When you pretend to believe things you really no longer believe and you do so…

…Just to please those whose friendships you’re afraid you might lose; or, because…

…You fear their judgments of your admission or, worse…

…The thought of their rejection of you is too painful to bear…

Know this, my friend, you have severed your connection to your authentic self – which, coincidentally, is that place where one meets Source herself. You are never more “saved” than when you are your authentic self in concert with Source itself.

What do you think the temptations of Jesus in the wilderness were all about? (Lk 4:1-12). Really now! What? If not tests as to whether he would be truly himself? Truly a servant of God’s wishes, instead of everyone else’s or those of his own?

But, maybe you have not completely severed that connection yet! Maybe the umbilical chord is still attached.

Why do I say this?

The fact that you’re reading my words…resonating with them and, thinking to yourself, “That’s me!
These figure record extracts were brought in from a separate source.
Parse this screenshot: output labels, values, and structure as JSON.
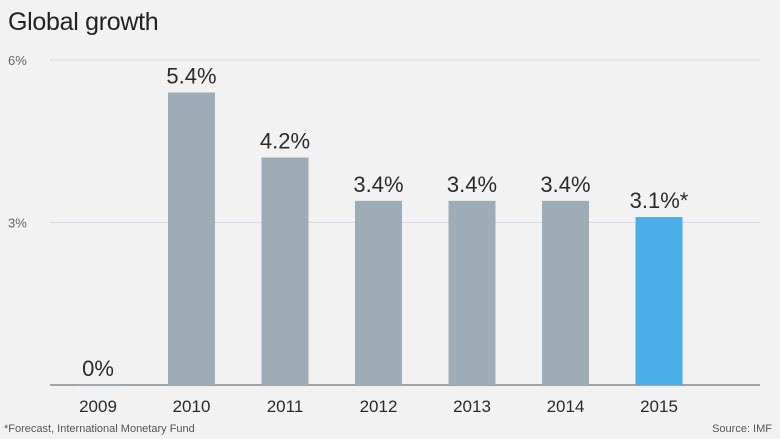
{
  "chart_data": {
    "type": "bar",
    "title": "Global growth",
    "categories": [
      "2009",
      "2010",
      "2011",
      "2012",
      "2013",
      "2014",
      "2015"
    ],
    "values": [
      0,
      5.4,
      4.2,
      3.4,
      3.4,
      3.4,
      3.1
    ],
    "data_labels": [
      "0%",
      "5.4%",
      "4.2%",
      "3.4%",
      "3.4%",
      "3.4%",
      "3.1%*"
    ],
    "y_ticks": [
      {
        "value": 3,
        "label": "3%"
      },
      {
        "value": 6,
        "label": "6%"
      }
    ],
    "ylim": [
      0,
      6
    ],
    "xlabel": "",
    "ylabel": "",
    "grid": true,
    "legend": "none",
    "bar_color": "#9dacb7",
    "highlight_color": "#4aaee8",
    "highlight_index": 6
  },
  "footnote": "*Forecast, International Monetary Fund",
  "source": "Source: IMF"
}
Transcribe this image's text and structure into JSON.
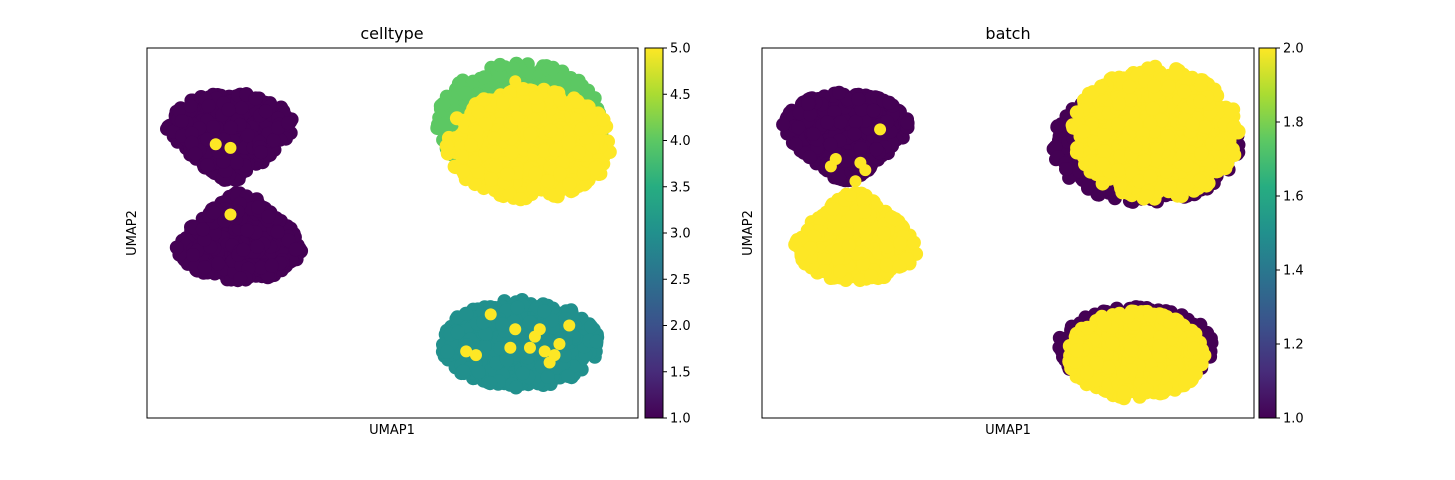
{
  "chart_data": [
    {
      "type": "scatter",
      "title": "celltype",
      "xlabel": "UMAP1",
      "ylabel": "UMAP2",
      "colorbar": {
        "min": 1.0,
        "max": 5.0,
        "ticks": [
          "1.0",
          "1.5",
          "2.0",
          "2.5",
          "3.0",
          "3.5",
          "4.0",
          "4.5",
          "5.0"
        ],
        "colormap": "viridis"
      },
      "clusters": [
        {
          "name": "top-left lobe",
          "cx": 0.17,
          "cy": 0.78,
          "rx": 0.13,
          "ry": 0.1,
          "value": 1,
          "shape": "upper-hourglass"
        },
        {
          "name": "bottom-left lobe",
          "cx": 0.19,
          "cy": 0.47,
          "rx": 0.13,
          "ry": 0.1,
          "value": 1,
          "shape": "lower-hourglass"
        },
        {
          "name": "top-right outer",
          "cx": 0.76,
          "cy": 0.8,
          "rx": 0.17,
          "ry": 0.16,
          "value": 4
        },
        {
          "name": "top-right inner",
          "cx": 0.78,
          "cy": 0.74,
          "rx": 0.17,
          "ry": 0.15,
          "value": 5
        },
        {
          "name": "bottom-right",
          "cx": 0.76,
          "cy": 0.2,
          "rx": 0.16,
          "ry": 0.12,
          "value": 3
        }
      ],
      "highlight_points": [
        {
          "x": 0.14,
          "y": 0.74,
          "value": 5
        },
        {
          "x": 0.17,
          "y": 0.73,
          "value": 5
        },
        {
          "x": 0.17,
          "y": 0.55,
          "value": 5
        },
        {
          "x": 0.7,
          "y": 0.28,
          "value": 5
        },
        {
          "x": 0.75,
          "y": 0.24,
          "value": 5
        },
        {
          "x": 0.8,
          "y": 0.24,
          "value": 5
        },
        {
          "x": 0.86,
          "y": 0.25,
          "value": 5
        },
        {
          "x": 0.84,
          "y": 0.2,
          "value": 5
        },
        {
          "x": 0.81,
          "y": 0.18,
          "value": 5
        },
        {
          "x": 0.78,
          "y": 0.19,
          "value": 5
        },
        {
          "x": 0.74,
          "y": 0.19,
          "value": 5
        },
        {
          "x": 0.83,
          "y": 0.17,
          "value": 5
        },
        {
          "x": 0.82,
          "y": 0.15,
          "value": 5
        },
        {
          "x": 0.65,
          "y": 0.18,
          "value": 5
        },
        {
          "x": 0.67,
          "y": 0.17,
          "value": 5
        },
        {
          "x": 0.79,
          "y": 0.22,
          "value": 5
        },
        {
          "x": 0.75,
          "y": 0.91,
          "value": 5
        }
      ]
    },
    {
      "type": "scatter",
      "title": "batch",
      "xlabel": "UMAP1",
      "ylabel": "UMAP2",
      "colorbar": {
        "min": 1.0,
        "max": 2.0,
        "ticks": [
          "1.0",
          "1.2",
          "1.4",
          "1.6",
          "1.8",
          "2.0"
        ],
        "colormap": "viridis"
      },
      "clusters": [
        {
          "name": "top-left lobe",
          "cx": 0.17,
          "cy": 0.78,
          "rx": 0.13,
          "ry": 0.1,
          "value": 1,
          "shape": "upper-hourglass"
        },
        {
          "name": "bottom-left lobe",
          "cx": 0.19,
          "cy": 0.47,
          "rx": 0.13,
          "ry": 0.1,
          "value": 2,
          "shape": "lower-hourglass"
        },
        {
          "name": "top-right outer",
          "cx": 0.78,
          "cy": 0.74,
          "rx": 0.19,
          "ry": 0.16,
          "value": 1
        },
        {
          "name": "top-right inner",
          "cx": 0.8,
          "cy": 0.77,
          "rx": 0.17,
          "ry": 0.18,
          "value": 2
        },
        {
          "name": "bottom-right outer",
          "cx": 0.76,
          "cy": 0.19,
          "rx": 0.16,
          "ry": 0.11,
          "value": 1
        },
        {
          "name": "bottom-right inner",
          "cx": 0.76,
          "cy": 0.17,
          "rx": 0.14,
          "ry": 0.12,
          "value": 2
        }
      ],
      "highlight_points": [
        {
          "x": 0.24,
          "y": 0.78,
          "value": 2
        },
        {
          "x": 0.15,
          "y": 0.7,
          "value": 2
        },
        {
          "x": 0.14,
          "y": 0.68,
          "value": 2
        },
        {
          "x": 0.2,
          "y": 0.69,
          "value": 2
        },
        {
          "x": 0.21,
          "y": 0.67,
          "value": 2
        },
        {
          "x": 0.19,
          "y": 0.64,
          "value": 2
        },
        {
          "x": 0.18,
          "y": 0.6,
          "value": 2
        }
      ]
    }
  ]
}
He’s writing about me!” Maybe that means, my friend, you have not completely severed your connection to your deepest self or your Source.

Why else would feel as concerned as you do, if you had?
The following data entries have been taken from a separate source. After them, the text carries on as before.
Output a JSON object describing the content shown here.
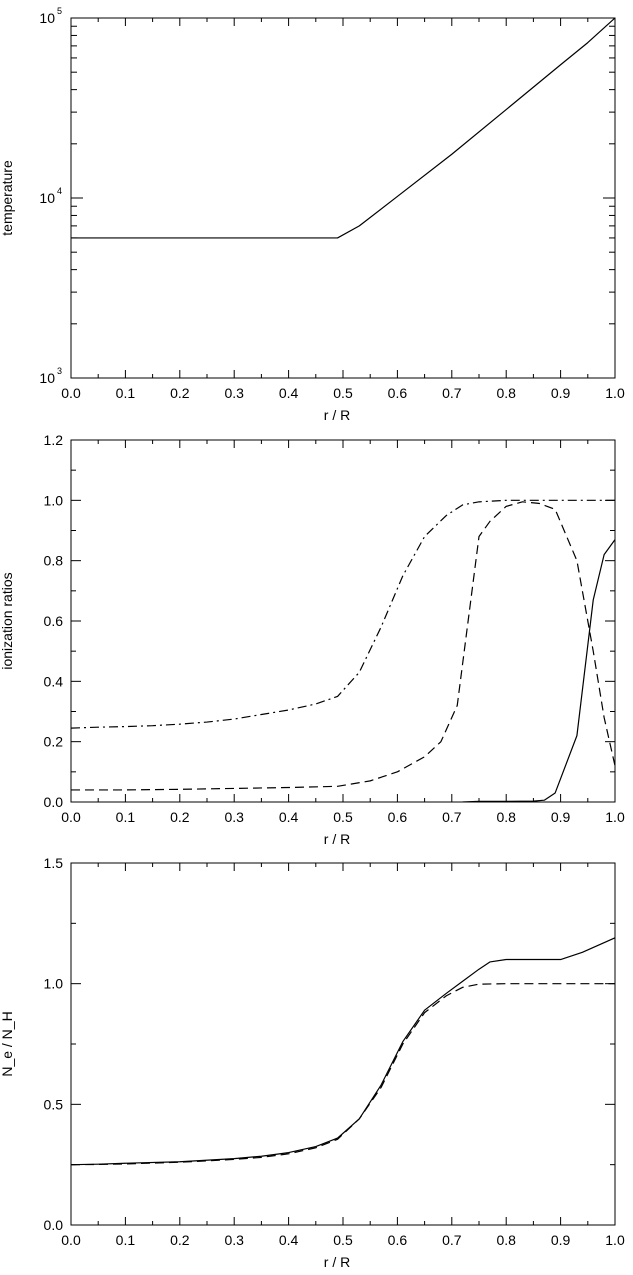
{
  "chart_data": [
    {
      "type": "line",
      "ylabel": "temperature",
      "xlabel": "r / R",
      "xlim": [
        0,
        1
      ],
      "ylim": [
        1000,
        100000
      ],
      "yscale": "log",
      "x_ticks": [
        "0.0",
        "0.1",
        "0.2",
        "0.3",
        "0.4",
        "0.5",
        "0.6",
        "0.7",
        "0.8",
        "0.9",
        "1.0"
      ],
      "y_ticks": [
        {
          "value": 1000,
          "base": "10",
          "exp": "3"
        },
        {
          "value": 10000,
          "base": "10",
          "exp": "4"
        },
        {
          "value": 100000,
          "base": "10",
          "exp": "5"
        }
      ],
      "grid": false,
      "series": [
        {
          "style": "solid",
          "x": [
            0,
            0.1,
            0.2,
            0.3,
            0.4,
            0.49,
            0.53,
            0.6,
            0.7,
            0.8,
            0.9,
            0.95,
            1.0
          ],
          "y": [
            6000,
            6000,
            6000,
            6000,
            6000,
            6000,
            7000,
            10200,
            17500,
            31000,
            55000,
            73000,
            100000
          ]
        }
      ]
    },
    {
      "type": "line",
      "ylabel": "ionization ratios",
      "xlabel": "r / R",
      "xlim": [
        0,
        1
      ],
      "ylim": [
        0,
        1.2
      ],
      "x_ticks": [
        "0.0",
        "0.1",
        "0.2",
        "0.3",
        "0.4",
        "0.5",
        "0.6",
        "0.7",
        "0.8",
        "0.9",
        "1.0"
      ],
      "y_ticks": [
        "0.0",
        "0.2",
        "0.4",
        "0.6",
        "0.8",
        "1.0",
        "1.2"
      ],
      "grid": false,
      "series": [
        {
          "style": "dashdot",
          "x": [
            0,
            0.05,
            0.1,
            0.15,
            0.2,
            0.25,
            0.3,
            0.35,
            0.4,
            0.45,
            0.49,
            0.53,
            0.57,
            0.61,
            0.65,
            0.69,
            0.72,
            0.75,
            0.8,
            0.85,
            0.9,
            0.95,
            1.0
          ],
          "y": [
            0.245,
            0.248,
            0.25,
            0.253,
            0.258,
            0.265,
            0.275,
            0.29,
            0.305,
            0.325,
            0.35,
            0.43,
            0.58,
            0.75,
            0.88,
            0.95,
            0.985,
            0.995,
            1.0,
            1.0,
            1.0,
            1.0,
            1.0
          ]
        },
        {
          "style": "dashed",
          "x": [
            0,
            0.1,
            0.2,
            0.3,
            0.4,
            0.49,
            0.55,
            0.6,
            0.65,
            0.68,
            0.71,
            0.73,
            0.75,
            0.77,
            0.8,
            0.83,
            0.86,
            0.89,
            0.93,
            0.96,
            0.98,
            1.0
          ],
          "y": [
            0.04,
            0.04,
            0.042,
            0.045,
            0.048,
            0.052,
            0.07,
            0.1,
            0.15,
            0.2,
            0.32,
            0.6,
            0.88,
            0.93,
            0.98,
            0.995,
            0.99,
            0.97,
            0.8,
            0.5,
            0.28,
            0.12
          ]
        },
        {
          "style": "solid",
          "x": [
            0.72,
            0.75,
            0.8,
            0.85,
            0.87,
            0.89,
            0.93,
            0.96,
            0.98,
            1.0
          ],
          "y": [
            0.0,
            0.002,
            0.002,
            0.003,
            0.006,
            0.03,
            0.22,
            0.67,
            0.82,
            0.87
          ]
        }
      ]
    },
    {
      "type": "line",
      "ylabel": "N_e / N_H",
      "xlabel": "r / R",
      "xlim": [
        0,
        1
      ],
      "ylim": [
        0,
        1.5
      ],
      "x_ticks": [
        "0.0",
        "0.1",
        "0.2",
        "0.3",
        "0.4",
        "0.5",
        "0.6",
        "0.7",
        "0.8",
        "0.9",
        "1.0"
      ],
      "y_ticks": [
        "0.0",
        "0.5",
        "1.0",
        "1.5"
      ],
      "grid": false,
      "series": [
        {
          "style": "solid",
          "x": [
            0,
            0.05,
            0.1,
            0.2,
            0.3,
            0.35,
            0.4,
            0.45,
            0.49,
            0.53,
            0.57,
            0.61,
            0.65,
            0.69,
            0.72,
            0.75,
            0.77,
            0.8,
            0.85,
            0.9,
            0.94,
            1.0
          ],
          "y": [
            0.25,
            0.252,
            0.256,
            0.262,
            0.275,
            0.285,
            0.3,
            0.325,
            0.36,
            0.44,
            0.58,
            0.76,
            0.89,
            0.96,
            1.01,
            1.06,
            1.09,
            1.1,
            1.1,
            1.1,
            1.13,
            1.19
          ]
        },
        {
          "style": "dashed",
          "x": [
            0,
            0.05,
            0.1,
            0.2,
            0.3,
            0.35,
            0.4,
            0.45,
            0.49,
            0.53,
            0.57,
            0.61,
            0.65,
            0.69,
            0.72,
            0.75,
            0.8,
            0.9,
            1.0
          ],
          "y": [
            0.25,
            0.251,
            0.253,
            0.26,
            0.272,
            0.28,
            0.295,
            0.32,
            0.355,
            0.44,
            0.57,
            0.75,
            0.88,
            0.95,
            0.985,
            0.998,
            1.0,
            1.0,
            1.0
          ]
        }
      ]
    }
  ]
}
When Jesus died on the cross he did so to save you from the mistake of living an inauthentic life. I wasn’t told this when I was in Sunday School…when I was a teen in the church youth group. No, I was always told Jesus died to wash away my sins (and, of course, I was glad to hear this as I had many great and terrible sins for which Jesus died – a beer or two I drank before age 21, a few heavy-petting sessions with girls in the youth group, perhaps a joint or two I smoked, and some bad words I used too often).
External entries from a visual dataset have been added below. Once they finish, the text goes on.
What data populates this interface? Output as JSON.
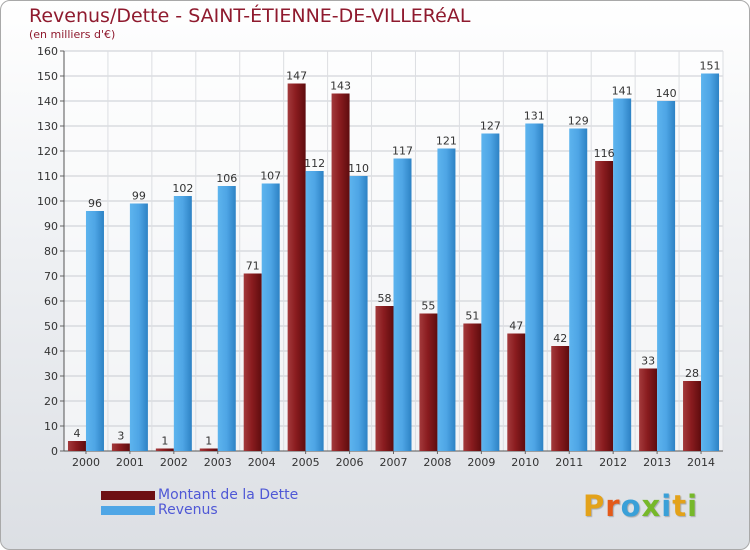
{
  "title": "Revenus/Dette - SAINT-ÉTIENNE-DE-VILLERéAL",
  "subtitle": "(en milliers d'€)",
  "legend": {
    "debt_label": "Montant de la Dette",
    "revenue_label": "Revenus"
  },
  "logo_text": "Proxiti",
  "colors": {
    "title": "#8f1a2e",
    "debt": "#7c1518",
    "revenue": "#4fa6e6",
    "legend_text": "#4f58d6"
  },
  "chart_data": {
    "type": "bar",
    "categories": [
      "2000",
      "2001",
      "2002",
      "2003",
      "2004",
      "2005",
      "2006",
      "2007",
      "2008",
      "2009",
      "2010",
      "2011",
      "2012",
      "2013",
      "2014"
    ],
    "series": [
      {
        "name": "Montant de la Dette",
        "values": [
          4,
          3,
          1,
          1,
          71,
          147,
          143,
          58,
          55,
          51,
          47,
          42,
          116,
          33,
          28
        ]
      },
      {
        "name": "Revenus",
        "values": [
          96,
          99,
          102,
          106,
          107,
          112,
          110,
          117,
          121,
          127,
          131,
          129,
          141,
          140,
          151
        ]
      }
    ],
    "ylim": [
      0,
      160
    ],
    "yticks": [
      0,
      10,
      20,
      30,
      40,
      50,
      60,
      70,
      80,
      90,
      100,
      110,
      120,
      130,
      140,
      150,
      160
    ],
    "grid": true
  }
}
I was told Jesus died to save me from “original sin.” Whatever that was. Nobody really knew, so church folk – depending on what tradition of the Church you grew up in – invented their list of the things that qualified – for us Baptists, it was “heavy petting,” drinking booze (Catholics and Lutherans, for some reason, had a stay of grace on this one), and, of course, using God’s name in a four-lettered word. That was one of the worst things you could do. But that was about the extent of my “original sins.” Some of my friends were worse.  Terrible even. They’d go “all the way” with some girls. But, for all our terrible evils, I could never figure why saying something like “God dammit!” was so offensive to God, he’d have to kill his son to soften his rage?

It all made little sense to me.  Just as it does not to most people today…when they actually think about it.

I have a different understanding today.

What could be more sinful, for example, or more original – that is, more like all of us, than to miss being the person God created you to be? For that matter, what could be worse? What could need saving more than the temptation in you, and me, to continue sacrificing your authenticity on the altar of someone else’s opinion of you? Or their expectations for you? Or, their demands that you fit in and conform or believe as they believe or else, or confess things that you know just ain’t so?

The word “sin” means to “miss the mark.” A word picture of an archer who misses his target.

What could be more tragic…more sinful, more original, than to miss living the life you were intended to live? Of being the person you were created to be? What could be worse than living and dying, even as a very devout churchgoer, who never quite gets it…lives it…or makes it with God…with yourself…and, all because, instead of living your life…instead of walking by the beat of your heart…instead of knowing the Presence of Prince of Peace, you’ve lived and died trying to please everyone…make everyone else happy by not rocking their boat?

Isn’t this that unto which people need saving today? Isn’t this what Easter should be about?

Instead of the stuff you’ll hear in most churches tomorrow? “Amen! Jesus got his body back! Praise the Lord! You don’t have to be afraid as you stare death in its face. You’re gonna survive! You’re gonna get a body…it’ll actually look like you.” And on and on goes the little egos clamoring…hoping…that they’re not really gonna have to die…the ego LIVES! What more could we want Easter to be? Than your survival and mine!

I ask you, my friend, reduce not the mystery or majesty of Christ’ resurrection this Easter to Jesus getting his body back. You getting your body back. Is that all it really means to you? Hell, getting your body back…what kind of miracle is that? Frankly, I look at my body…it ain’t worth saving.  How is that the miracle of Easter. Any ole medicine man (or, woman) can perform that trick and they do so in hospitals around the world daily.

No, the real mystery of the resurrection is that you get your life back?

The Life that you showed up with but, somewhere lost or laid aside in favor of pleasing everyone else…of conforming to “their” beliefs, of pretending to be someone you’re not, of dancing to everyone else’s tune?

Know this, my Facebook friends and blog readers at BeliefNet, today you will likely reside in a tomb of your own, as you ponder these words…their truth and application to your life, such as it is, the life you’ve been living or trying to live and growing weary of it — a life that is no life at all. You might as well not be living at all because, of course, you’re not. You’re just existing.

My advice? Think about this long and hard.

But, do not despair.

Why not?

Easter morning is coming!

A new day is dawning!

A resurrection is happening all over again.

Your own resurrection! Now that, my friend, IS EASTER!